L’ultimo incontro fra Ennio Doris e Giovanni Pirovano risale a giovedì scorso. "Abbiamo parlato di banche e Pnrr, come sempre era attento alla situazione nel Paese", racconta l’attuale presidente di Banca Mediolanum, che lo scorso settembre ha raccolto il testimone di Doris dopo averlo affiancato dal 1995, partecipando alla costruzione "mattone dopo mattone" del colosso bancario con un milione e mezzo di clienti e circa 2700 dipendenti.

Dagli anni ’90 è stato il braccio destro di Ennio Doris. Che ricordo ha lasciato?

"Ennio era un grandissimo banchiere e una persona dal cuore d’oro, sempre disponibile ad ascoltare e ad aiutare chiunque. Un visionario, che ha rivoluzionato il mondo delle banche con idee che hanno anticipato di trent’anni la concorrenza. Pensava all’interesse del Paese e a quello dei suoi clienti e ha dato un contributo fondamentale alla crescita e allo sviluppo. Penso poi al suo grande ottimismo: anche nei momenti più difficili rimaneva tranquillo e valutava attentamente la situazione per arrivare alla soluzione più corretta. Aveva un grande carisma, e una grande fede in Dio che si rifletteva nelle sue azioni quotidiane".

Quando è iniziata la vostra avventura professionale?

"Mi ha chiamato nel 1995 per lavorare con lui e aiutarlo a realizzare una grande banca. Il suo sogno si è realizzato, e l’ultimo riconoscimento è arrivato nei giorni scorsi con l’ingresso di Mediolanum nel novero delle banche significative europee vigilate dalla Bce. A metà degli anni ’90 Ennio Doris era convinto dell’idea di una “banca in tasca“, senza sportelli fisici ma con strumenti tecnologici a disposizione dei clienti. Una banca in grado di fornire anche strumenti finanziari e assicurativi. Per l’epoca erano idee rivoluzionarie, che hanno consentito a Mediolanum di prosperare e diventare un colosso senza acquisizioni o fusioni".

Ennio Doris è stato definito il “banchiere gentile“.

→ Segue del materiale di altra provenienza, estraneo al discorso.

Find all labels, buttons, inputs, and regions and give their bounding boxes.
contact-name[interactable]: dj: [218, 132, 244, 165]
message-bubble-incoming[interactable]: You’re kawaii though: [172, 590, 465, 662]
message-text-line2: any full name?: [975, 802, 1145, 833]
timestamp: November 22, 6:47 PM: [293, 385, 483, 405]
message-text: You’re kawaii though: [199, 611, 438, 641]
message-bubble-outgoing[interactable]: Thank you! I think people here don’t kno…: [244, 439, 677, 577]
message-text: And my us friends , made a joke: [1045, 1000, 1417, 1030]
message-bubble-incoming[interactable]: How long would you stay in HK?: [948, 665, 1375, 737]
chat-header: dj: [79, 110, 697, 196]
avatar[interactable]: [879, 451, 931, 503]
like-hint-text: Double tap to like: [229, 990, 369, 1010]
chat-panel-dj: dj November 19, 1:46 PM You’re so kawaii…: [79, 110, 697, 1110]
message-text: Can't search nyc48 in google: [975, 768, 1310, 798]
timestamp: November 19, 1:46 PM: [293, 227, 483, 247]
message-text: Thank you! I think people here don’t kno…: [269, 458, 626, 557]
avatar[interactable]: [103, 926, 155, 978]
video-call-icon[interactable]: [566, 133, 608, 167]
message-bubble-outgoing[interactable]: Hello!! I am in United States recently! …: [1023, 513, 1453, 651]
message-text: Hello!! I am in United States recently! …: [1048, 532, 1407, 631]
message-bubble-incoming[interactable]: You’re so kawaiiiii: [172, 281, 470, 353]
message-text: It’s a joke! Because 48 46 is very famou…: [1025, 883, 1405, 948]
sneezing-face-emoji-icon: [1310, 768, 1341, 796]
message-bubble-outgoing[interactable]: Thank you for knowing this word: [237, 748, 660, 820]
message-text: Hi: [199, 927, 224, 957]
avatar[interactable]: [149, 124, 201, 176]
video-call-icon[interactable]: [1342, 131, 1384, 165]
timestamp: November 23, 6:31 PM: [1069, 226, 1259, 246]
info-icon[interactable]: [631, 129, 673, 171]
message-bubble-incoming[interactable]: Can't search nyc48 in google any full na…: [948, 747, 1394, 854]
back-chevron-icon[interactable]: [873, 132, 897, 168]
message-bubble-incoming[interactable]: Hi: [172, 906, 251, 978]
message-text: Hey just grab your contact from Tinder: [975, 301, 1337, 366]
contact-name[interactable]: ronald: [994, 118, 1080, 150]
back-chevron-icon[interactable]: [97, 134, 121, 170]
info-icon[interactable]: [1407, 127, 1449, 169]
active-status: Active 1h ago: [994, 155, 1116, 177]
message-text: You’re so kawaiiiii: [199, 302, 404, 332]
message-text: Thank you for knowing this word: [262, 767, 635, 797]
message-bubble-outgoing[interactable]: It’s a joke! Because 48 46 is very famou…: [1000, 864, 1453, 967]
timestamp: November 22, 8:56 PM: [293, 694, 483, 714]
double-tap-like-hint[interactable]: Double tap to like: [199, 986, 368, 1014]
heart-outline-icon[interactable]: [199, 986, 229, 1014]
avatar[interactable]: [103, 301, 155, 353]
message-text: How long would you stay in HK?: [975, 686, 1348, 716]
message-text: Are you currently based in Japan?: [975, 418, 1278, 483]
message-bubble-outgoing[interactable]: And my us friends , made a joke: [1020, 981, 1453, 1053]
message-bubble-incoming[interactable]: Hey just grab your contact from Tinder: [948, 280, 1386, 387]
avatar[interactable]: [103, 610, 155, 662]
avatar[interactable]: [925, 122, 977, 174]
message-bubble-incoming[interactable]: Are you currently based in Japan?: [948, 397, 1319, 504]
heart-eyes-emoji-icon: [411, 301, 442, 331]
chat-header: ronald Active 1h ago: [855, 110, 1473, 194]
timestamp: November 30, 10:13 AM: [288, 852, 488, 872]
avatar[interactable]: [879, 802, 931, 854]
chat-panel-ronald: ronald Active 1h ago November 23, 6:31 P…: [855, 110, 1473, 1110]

"Per descrivere il suo carattere potrei raccontare diversi aneddoti. Mi colpiva soprattutto il fatto che cercava sempre di rispondere di persona alle tante email o lettere che riceveva da parte di persone che gli scrivevano per i motivi più svariati. Ha sempre cercato di valorizzare i suoi collaboratori e apprezzava il talento. Non ha mai punito nessuno per un errore commesso in buona fede, ma spronava ad andare avanti e migliorare. Era un piacere lavorare con lui, e conservo tanti ricordi importanti. Una persona retta, umile, che non si chiudeva in una torre d’avorio".

Nella lunga storia di Mediolanum quali sono stati i momenti più difficili?

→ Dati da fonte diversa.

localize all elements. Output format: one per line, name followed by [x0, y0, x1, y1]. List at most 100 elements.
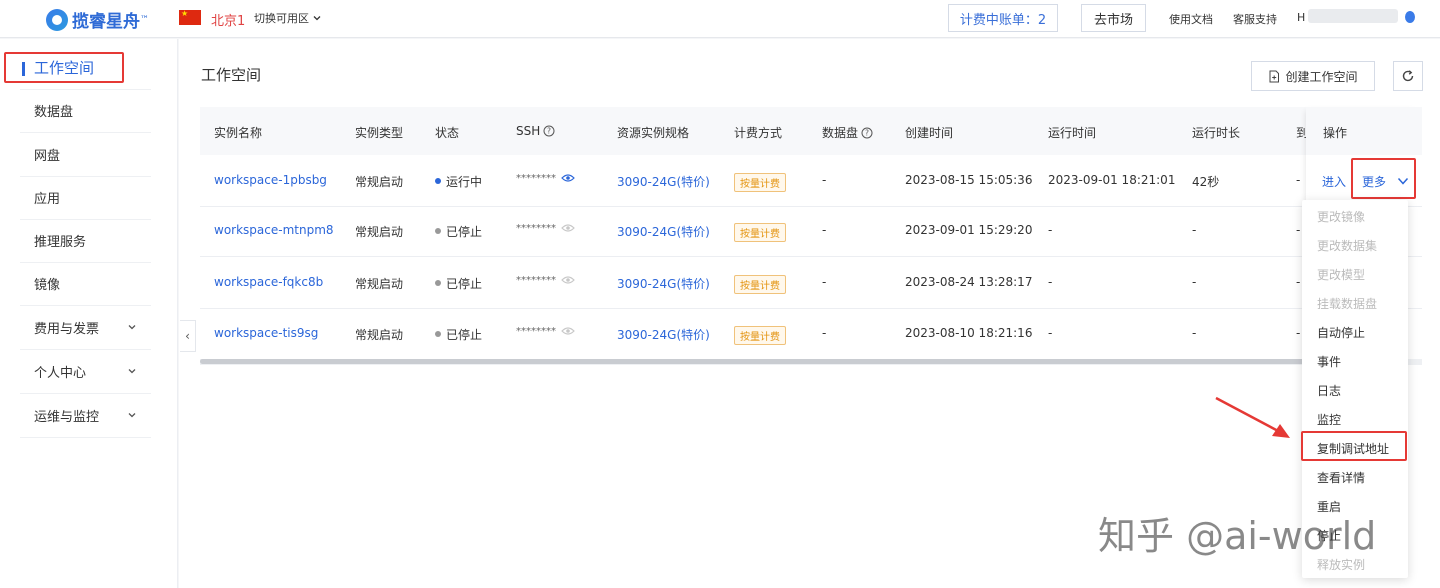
sidebar-item[interactable]: 推理服务: [20, 219, 151, 263]
switch-zone-dropdown[interactable]: 切换可用区: [254, 10, 322, 26]
horizontal-scrollbar-thumb[interactable]: [200, 359, 1332, 364]
due-cell: -: [1296, 172, 1301, 187]
column-header: 运行时间: [1048, 124, 1096, 141]
menu-item[interactable]: 查看详情: [1317, 469, 1365, 486]
ssh-cell: ********: [516, 173, 575, 184]
status-cell: 运行中: [435, 173, 482, 190]
brand-logo[interactable]: 揽睿星舟 ™: [46, 7, 149, 32]
menu-item[interactable]: 停止: [1317, 527, 1341, 544]
enter-link[interactable]: 进入: [1322, 173, 1346, 190]
menu-item[interactable]: 重启: [1317, 498, 1341, 515]
instance-spec-link[interactable]: 3090-24G(特价): [617, 326, 710, 343]
sidebar-item-label: 费用与发票: [34, 322, 100, 337]
sidebar-item[interactable]: 镜像: [20, 262, 151, 306]
status-text: 已停止: [446, 327, 483, 342]
sidebar-item-label: 运维与监控: [34, 410, 100, 425]
instance-spec-link[interactable]: 3090-24G(特价): [617, 223, 710, 240]
sidebar-item-label: 镜像: [34, 278, 61, 293]
data-disk: -: [822, 172, 827, 187]
instance-name-link[interactable]: workspace-tis9sg: [214, 326, 318, 340]
market-button[interactable]: 去市场: [1081, 4, 1146, 32]
instance-name-link[interactable]: workspace-mtnpm8: [214, 223, 334, 237]
ssh-cell: ********: [516, 326, 575, 337]
instance-name-link[interactable]: workspace-fqkc8b: [214, 275, 323, 289]
status-dot: [435, 331, 441, 337]
column-header-label: 实例名称: [214, 126, 263, 140]
eye-icon[interactable]: [561, 326, 575, 336]
ssh-password-masked: ********: [516, 274, 556, 286]
help-icon[interactable]: ?: [861, 127, 873, 139]
user-avatar[interactable]: [1405, 11, 1415, 23]
logo-icon: [46, 8, 68, 31]
column-header: 运行时长: [1192, 124, 1240, 141]
billing-tag: 按量计费: [734, 172, 786, 192]
sidebar-item[interactable]: 个人中心: [20, 350, 151, 394]
column-header: 操作: [1323, 124, 1347, 141]
ssh-password-masked: ********: [516, 172, 556, 184]
sidebar-collapse-button[interactable]: ‹: [180, 320, 196, 352]
sidebar-item[interactable]: 运维与监控: [20, 394, 151, 438]
billing-cell: 按量计费: [734, 222, 786, 242]
eye-icon[interactable]: [561, 275, 575, 285]
instance-name-link[interactable]: workspace-1pbsbg: [214, 173, 327, 187]
instance-type: 常规启动: [355, 174, 404, 189]
menu-item[interactable]: 复制调试地址: [1317, 440, 1389, 457]
created-time: 2023-09-01 15:29:20: [905, 222, 1033, 237]
billing-cell: 按量计费: [734, 325, 786, 345]
sidebar-item[interactable]: 应用: [20, 176, 151, 220]
chevron-down-icon: [128, 413, 136, 418]
column-header: 数据盘?: [822, 124, 873, 141]
support-link[interactable]: 客服支持: [1233, 11, 1277, 27]
billing-tag: 按量计费: [734, 274, 786, 294]
refresh-button[interactable]: [1393, 61, 1423, 91]
instance-spec-link[interactable]: 3090-24G(特价): [617, 275, 710, 292]
column-header-label: 操作: [1323, 126, 1348, 140]
row-divider: [200, 206, 1422, 207]
instance-spec-link[interactable]: 3090-24G(特价): [617, 173, 710, 190]
column-header: 创建时间: [905, 124, 953, 141]
column-header-label: 数据盘: [822, 126, 859, 140]
sidebar-item[interactable]: 网盘: [20, 133, 151, 177]
page-title: 工作空间: [201, 66, 262, 84]
logo-trademark: ™: [140, 14, 149, 25]
menu-item[interactable]: 日志: [1317, 382, 1341, 399]
data-disk: -: [822, 274, 827, 289]
region-label: 北京1: [211, 14, 246, 29]
menu-item[interactable]: 事件: [1317, 353, 1341, 370]
more-dropdown-button[interactable]: 更多: [1362, 173, 1409, 190]
create-workspace-button[interactable]: 创建工作空间: [1251, 61, 1375, 91]
ssh-cell: ********: [516, 275, 575, 286]
column-header-label: 创建时间: [905, 126, 954, 140]
logo-text: 揽睿星舟: [72, 12, 140, 32]
help-icon[interactable]: ?: [543, 125, 555, 137]
eye-icon[interactable]: [561, 223, 575, 233]
sidebar-item[interactable]: 数据盘: [20, 89, 151, 133]
created-time: 2023-08-15 15:05:36: [905, 172, 1033, 187]
menu-item[interactable]: 自动停止: [1317, 324, 1365, 341]
billing-account-button[interactable]: 计费中账单：2: [948, 4, 1058, 32]
menu-item[interactable]: 监控: [1317, 411, 1341, 428]
chevron-left-icon: ‹: [185, 329, 190, 343]
instance-type: 常规启动: [355, 224, 404, 239]
instance-type: 常规启动: [355, 276, 404, 291]
ssh-password-masked: ********: [516, 325, 556, 337]
row-divider: [200, 308, 1422, 309]
docs-link[interactable]: 使用文档: [1169, 11, 1213, 27]
column-header: 实例类型: [355, 124, 403, 141]
create-workspace-label: 创建工作空间: [1285, 69, 1358, 84]
sidebar-item[interactable]: 费用与发票: [20, 306, 151, 350]
chevron-down-icon: [128, 369, 136, 374]
sidebar-item-label: 网盘: [34, 149, 61, 164]
more-label: 更多: [1362, 174, 1387, 189]
column-header-label: SSH: [516, 124, 541, 138]
created-time: 2023-08-24 13:28:17: [905, 274, 1033, 289]
menu-item: 释放实例: [1317, 558, 1366, 572]
column-header: 资源实例规格: [617, 124, 689, 141]
column-header-label: 运行时间: [1048, 126, 1097, 140]
user-name[interactable]: H: [1297, 11, 1305, 24]
ssh-cell: ********: [516, 223, 575, 234]
status-dot: [435, 228, 441, 234]
eye-icon[interactable]: [561, 173, 575, 183]
run-duration: -: [1192, 325, 1197, 340]
sidebar-item-label: 推理服务: [34, 235, 87, 250]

"Penso soprattutto alla crisi del 2008 e al fallimento di Lehman Brothers. Circa undicimila nostri clienti avevano sottoscritto polizze assicurative il cui capitale era garantito da obbligazioni Lehman, e la situazione era preoccupante. Ennio Doris convocò una riunione e disse che avrebbe rimborsato i clienti al 100% con i suoi soldi. Il socio, Silvio Berlusconi, diede parare positivo e insieme misero sul tavolo 120 milioni di euro. Una cifra enorme per l’epoca. Quel momento fu uno spartiacque per Mediolanum, che dimostrò di essere diversa dalle altre banche e superato quello scoglio ha continuato a crescere".

Lei ha raccolto il testimone di Doris, con la nomina alla presidenza. Come è avvenuto il passaggio di consegne?

"Quando mi hanno chiamato non mi sentivo degno. Ennio mi ha detto: “Ho fiducia in te, devi continuare a voler bene ai clienti“. Ora faremo di tutto per non tradire quella fiducia. Abbiamo una grande squadra e con i figli Massimo e Annalisa Sara (rispettivamente amministratore delegato e vicepresidente, ndr) si è realizzato un perfetto passaggio generazionale".

Quando ha incontrato per l’ultima volta Ennio Doris?

"Giovedì scorso. Si è informato sulla situazione nel mondo delle banche, abbiamo parlato del Pnrr. Lui amava l’Italia e si riteneva fortunato a essere nato in questo Paese. Ripeteva sempre di aver ricevuto molto dalla vita e di dover restituire qualcosa. Per questo ha promosso tantissime iniziative per aiutare i bisognosi".